Elara Rosales era psiquiatra. Ese día le tocaba cubrir las consultas en línea, y esa fue la primera pregunta que le hizo su nueva paciente.
La otra, una infidelidad, un hijo ilegítimo.
Semejante situación, tanta falta de moral...
No era de extrañar que buscara una consulta anónima por internet.
Elara, manteniendo su profesionalismo, tecleó en su computadora:
—¿Se siente cómoda dándome más detalles sobre su situación?
—Nuestras familias son amigas de toda la vida. Él y yo somos amigos de la infancia, almas gemelas. Nuestros padres estaban encantados con la idea de unirnos, pero justo cuando estábamos a punto de comprometernos, él se enamoró de otra. Y para complacer a esa mujer, me obligó a irme del país.
Elara dejó escapar un suspiro.
El amor de toda la vida no pudo competir con la novedad. Una verdadera tragedia amorosa.
Cualquiera se volvería loco al pasar por algo así. Era comprensible que tuviera problemas emocionales.
Ella siguió tecleando:
—Continúe, la estoy leyendo.
Un buen psiquiatra debe ser, ante todo, el mejor de los oyentes.
—Tampoco soy una arrastrada. Después de irme al extranjero, para olvidarlo, me conseguí un novio. Pero el mismo día que hice oficial mi nueva relación, él vino a buscarme a espaldas de su esposa. Y volvimos a estar juntos.
—Sé que está mal, pero no puedo resistirme a él.

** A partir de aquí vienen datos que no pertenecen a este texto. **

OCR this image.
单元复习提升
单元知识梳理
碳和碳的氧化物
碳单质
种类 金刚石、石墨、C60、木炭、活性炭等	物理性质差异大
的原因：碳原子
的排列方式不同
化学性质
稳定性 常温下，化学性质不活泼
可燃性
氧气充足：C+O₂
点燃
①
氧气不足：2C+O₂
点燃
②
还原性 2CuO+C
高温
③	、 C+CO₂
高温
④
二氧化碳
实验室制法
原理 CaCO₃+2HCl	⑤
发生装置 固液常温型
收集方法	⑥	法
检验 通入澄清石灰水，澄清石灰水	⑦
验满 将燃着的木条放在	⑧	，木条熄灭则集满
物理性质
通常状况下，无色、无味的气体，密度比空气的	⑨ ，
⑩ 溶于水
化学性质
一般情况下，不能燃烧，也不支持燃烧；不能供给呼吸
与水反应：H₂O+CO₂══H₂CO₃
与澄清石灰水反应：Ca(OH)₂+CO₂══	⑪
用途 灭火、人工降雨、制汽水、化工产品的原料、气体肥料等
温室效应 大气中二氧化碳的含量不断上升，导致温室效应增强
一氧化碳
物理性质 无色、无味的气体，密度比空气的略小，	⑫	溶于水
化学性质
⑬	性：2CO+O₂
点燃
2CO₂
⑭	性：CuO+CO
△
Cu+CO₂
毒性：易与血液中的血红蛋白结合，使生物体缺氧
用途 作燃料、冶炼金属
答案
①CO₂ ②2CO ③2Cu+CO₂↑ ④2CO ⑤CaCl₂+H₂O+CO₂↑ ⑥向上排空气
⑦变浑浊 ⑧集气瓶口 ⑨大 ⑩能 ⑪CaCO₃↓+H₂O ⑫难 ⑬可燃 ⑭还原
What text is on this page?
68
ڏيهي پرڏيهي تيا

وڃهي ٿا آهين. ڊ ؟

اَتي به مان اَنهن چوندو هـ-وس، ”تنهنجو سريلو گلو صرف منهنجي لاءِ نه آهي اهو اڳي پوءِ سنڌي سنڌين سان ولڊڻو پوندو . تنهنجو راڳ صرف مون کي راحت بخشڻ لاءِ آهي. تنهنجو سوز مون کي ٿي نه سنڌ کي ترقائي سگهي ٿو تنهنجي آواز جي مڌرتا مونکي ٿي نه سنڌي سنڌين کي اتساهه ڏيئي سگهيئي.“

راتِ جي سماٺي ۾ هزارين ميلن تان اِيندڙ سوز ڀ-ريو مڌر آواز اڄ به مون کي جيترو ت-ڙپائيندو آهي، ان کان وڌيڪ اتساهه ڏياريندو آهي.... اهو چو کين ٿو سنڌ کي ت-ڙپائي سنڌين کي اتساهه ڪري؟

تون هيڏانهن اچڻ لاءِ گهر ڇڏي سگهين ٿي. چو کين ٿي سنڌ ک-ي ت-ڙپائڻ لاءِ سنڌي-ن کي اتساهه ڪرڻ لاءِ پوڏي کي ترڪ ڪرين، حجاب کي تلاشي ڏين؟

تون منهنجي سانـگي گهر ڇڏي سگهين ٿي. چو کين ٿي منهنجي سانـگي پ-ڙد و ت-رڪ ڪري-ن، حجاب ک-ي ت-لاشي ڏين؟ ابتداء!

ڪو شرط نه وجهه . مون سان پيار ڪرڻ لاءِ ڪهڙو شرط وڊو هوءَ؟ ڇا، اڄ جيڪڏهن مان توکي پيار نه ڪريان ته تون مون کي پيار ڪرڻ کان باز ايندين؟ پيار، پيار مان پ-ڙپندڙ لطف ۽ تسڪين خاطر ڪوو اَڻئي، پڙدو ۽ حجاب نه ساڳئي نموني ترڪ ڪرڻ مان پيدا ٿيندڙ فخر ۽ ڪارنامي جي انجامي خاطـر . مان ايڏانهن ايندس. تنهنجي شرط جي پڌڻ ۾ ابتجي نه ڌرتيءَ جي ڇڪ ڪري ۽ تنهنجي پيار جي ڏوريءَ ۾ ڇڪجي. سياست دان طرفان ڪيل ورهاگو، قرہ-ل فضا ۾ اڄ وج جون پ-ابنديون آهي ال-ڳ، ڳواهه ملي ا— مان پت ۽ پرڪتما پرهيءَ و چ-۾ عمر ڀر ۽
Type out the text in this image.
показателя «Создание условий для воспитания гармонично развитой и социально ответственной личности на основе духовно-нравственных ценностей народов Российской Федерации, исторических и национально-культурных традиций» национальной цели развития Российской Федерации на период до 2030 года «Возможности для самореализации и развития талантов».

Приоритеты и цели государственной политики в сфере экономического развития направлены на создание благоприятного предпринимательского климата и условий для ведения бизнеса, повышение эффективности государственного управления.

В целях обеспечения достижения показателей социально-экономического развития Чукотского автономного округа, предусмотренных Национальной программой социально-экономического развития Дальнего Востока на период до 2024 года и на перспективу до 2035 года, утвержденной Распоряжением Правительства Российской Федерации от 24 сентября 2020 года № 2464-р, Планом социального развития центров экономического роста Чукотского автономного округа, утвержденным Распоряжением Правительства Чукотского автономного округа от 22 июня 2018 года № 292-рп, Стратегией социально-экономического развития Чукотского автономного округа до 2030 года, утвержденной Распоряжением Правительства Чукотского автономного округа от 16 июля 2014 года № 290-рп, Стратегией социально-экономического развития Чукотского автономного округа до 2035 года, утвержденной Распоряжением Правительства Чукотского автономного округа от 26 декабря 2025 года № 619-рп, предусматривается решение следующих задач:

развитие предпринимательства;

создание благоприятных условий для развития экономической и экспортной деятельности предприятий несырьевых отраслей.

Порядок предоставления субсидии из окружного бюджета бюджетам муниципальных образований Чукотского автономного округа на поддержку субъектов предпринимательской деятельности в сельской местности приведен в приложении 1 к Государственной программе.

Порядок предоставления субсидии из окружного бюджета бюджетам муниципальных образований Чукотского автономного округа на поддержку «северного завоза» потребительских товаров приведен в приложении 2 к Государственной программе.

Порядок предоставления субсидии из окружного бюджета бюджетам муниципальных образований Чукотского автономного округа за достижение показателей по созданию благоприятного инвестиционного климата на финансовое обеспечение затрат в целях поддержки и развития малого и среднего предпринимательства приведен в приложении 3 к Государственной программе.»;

Al poco tiempo quedé embarazada y tuve a nuestro hijo en secreto, sin que mi novio se enterara.
—En su momento, le ofrecí dejar a su esposa para estar conmigo y no quiso. Ahora, no pienso dejar a mi novio por él.
—Doctora, ¿sabe una cosa? Cuando di a luz, su esposa también estaba a punto de tener a su bebé, pero él eligió quedarse a mi lado. ¿No cree que eso demuestra cuánto me ama?
Ser la amante a propósito, tener un hijo con él, enredarse con un hombre casado y, al mismo tiempo, no soltar al novio oficial. ¡Qué clase de mentalidad retorcida era esa!
Elara no podía evitar preguntarse si cosas así realmente pasaban en la vida real.
En comparación, ella era una mujer inmensamente afortunada.
Su esposo, Dylan Lucero, también tenía una de esas amigas de la infancia, una tal Nina Salinas.
Cuando Nina se enteró de su relación, hizo hasta lo imposible por separarlos, pero terminó provocando la furia de Dylan, quien la envió lejos del país sin miramientos.
Después de eso, la vida de Elara y Dylan había sido cálida y llena de felicidad. Ahora, con más de ocho meses de embarazo, estaba a solo unas semanas de dar a luz.